Узоры персидского ковра

Узоры персидского ковра

Неизбежное, казалось бы, становление Ирана в роли регионального лидера будет крайне непростой задачей. Тегерану придется преодолеть собственное нежелание договариваться с американцами, а также не допустить разрыва отношений с Россией

Начало реализации американо-иранской ядерной сделки уже называют началом легитимации Ирана, его пути к восшествию на трон регионального лидера. Стабильное, экономически развитое государство с многомиллионным образованным населением, Исламская Республика Иран — потенциально самое сильное государство Ближнего Востока. И в силу ряда причин (например, абсолютной враждебности к суннитскому террористическому интернационалу) Тегеран может внести свой вклад в дело стабилизации Ближнего Востока. Однако внесение этого вклада откладывается на неопределенный срок. Заключение американо-иранской ядерной сделки отнюдь не означает, что Иран и США дальше пойдут по пути нормализации двусторонних отношений. Нормализация сейчас не нужна ни Вашингтону, ни тем более Тегерану.

Теоретически, конечно, Иран мог бы действовать в обход США, ведь американские позиции на Ближнем Востоке серьезно (а некоторые считают, что и безвозвратно) подорваны серией ошибок, совершенных Бараком Обамой в ходе «арабской весны». Например, действовать совместно с Россией, заинтересованной в эффективной стабилизации Ближнего Востока и, в общем-то, занимающейся этой стабилизацией в Сирии.
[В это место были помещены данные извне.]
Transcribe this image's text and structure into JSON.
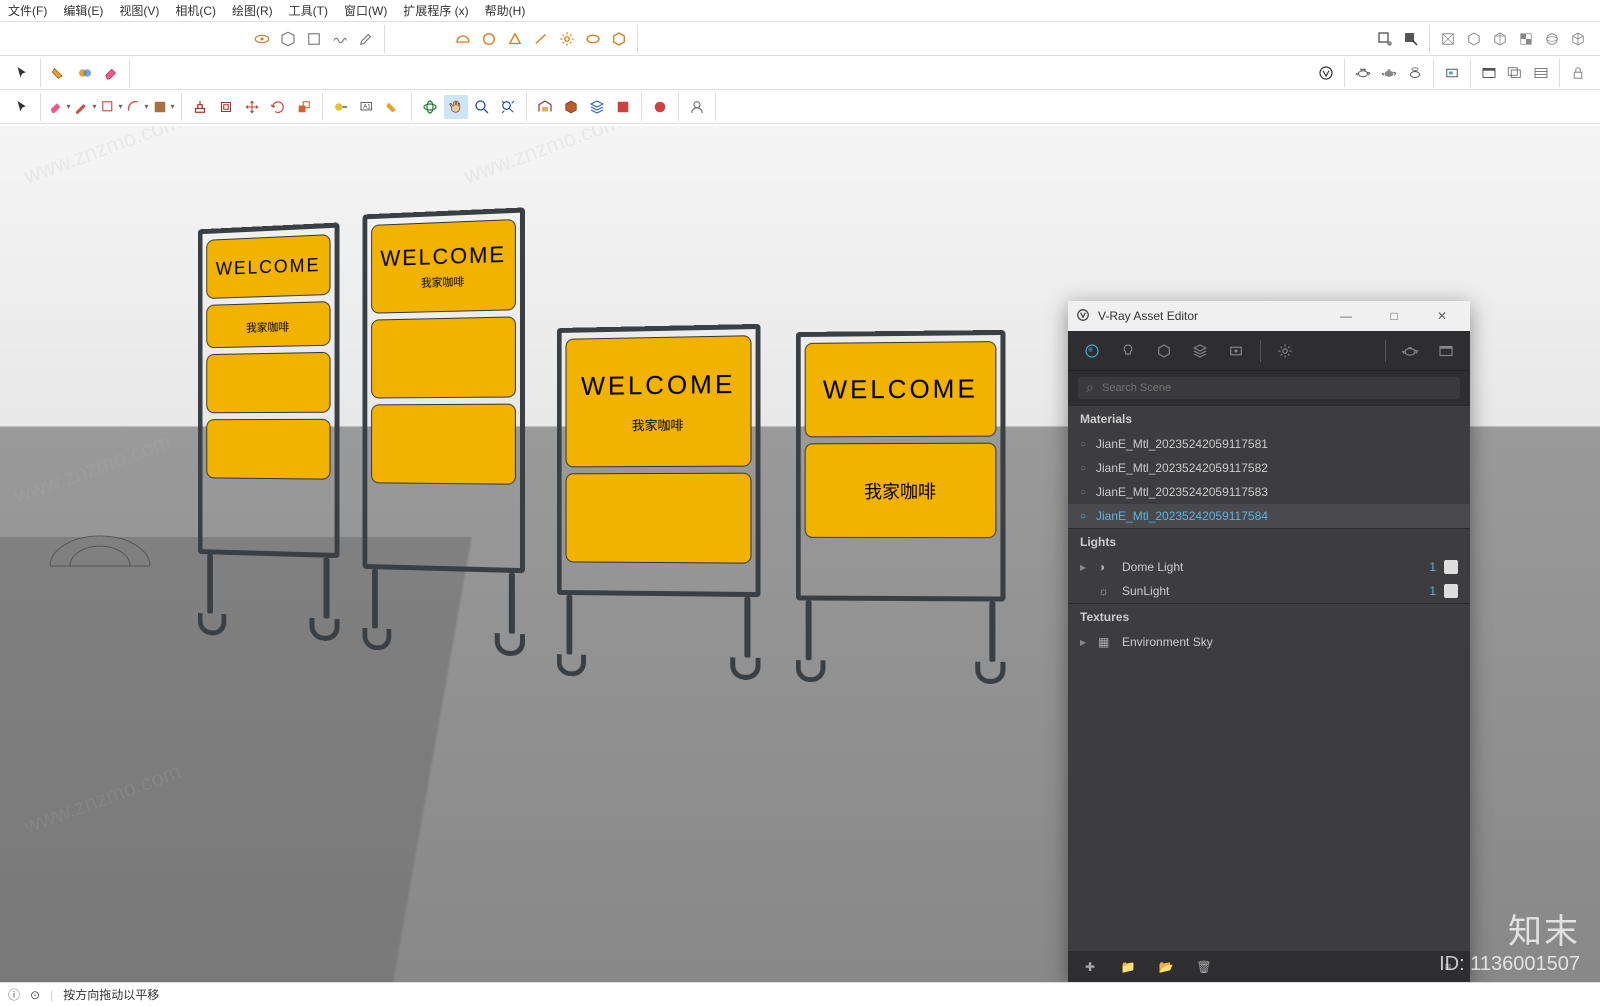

Проблема в том, что у Ирана и России, несмотря на внешнее согласие и совпадение интересов (например, выживание режима Башара Асада в Сирии или ликвидация запрещенной в РФ террористической группировки «Исламское государство») разное понимание слова «стабилизация». Иран жаждет ликвидации своих противников и хочет сам контролировать регион от Афганистана до Леванта. Москве же нужен баланс сил между всеми игроками региона. Как внутренними, так и внешними. Срывать не будут

В документах, рассекреченных порталом Wikileaks, есть и моменты, касающиеся Ирана. «Учитывая население более 70 млн человек, завидное географическое положение и потенциал Тегерана в развитии собственной ядерной программы, у США нет выбора, кроме как сосуществовать с любым правительством в Тегеране и идти ему на уступки», — говорится в письме, написанном директором ЦРУ. Интересно, что письмо это было написано восемь лет назад, специально для нового президента США Барака Обамы. Следовать советам, содержащимся в этом документе, Обама начал лишь в конце своего срока, когда региональные позиции Ирана в результате американских ошибок усилились, а позиции США, соответственно, ослабли. «Сегодня Иран достиг такого статуса, что сверхдержавы сдались перед его величием, стойкостью, непреклонностью и единством. Несмотря на их величайшую гордыню, высокомерный западный режим сидел за столом переговоров скромно и повиновался правам иранского народа», — заявил министр обороны ИРИ Хоссейн Дегхан. Однако, конечно, американцы иранцам не повиновались — Вашингтон и Тегеран выработали лишь взаимоприемлемый modus vivendi в области иранской ядерной программы. Новые шаги по сближению государств американские и иранские элиты не делают. Не могут, да и не хотят.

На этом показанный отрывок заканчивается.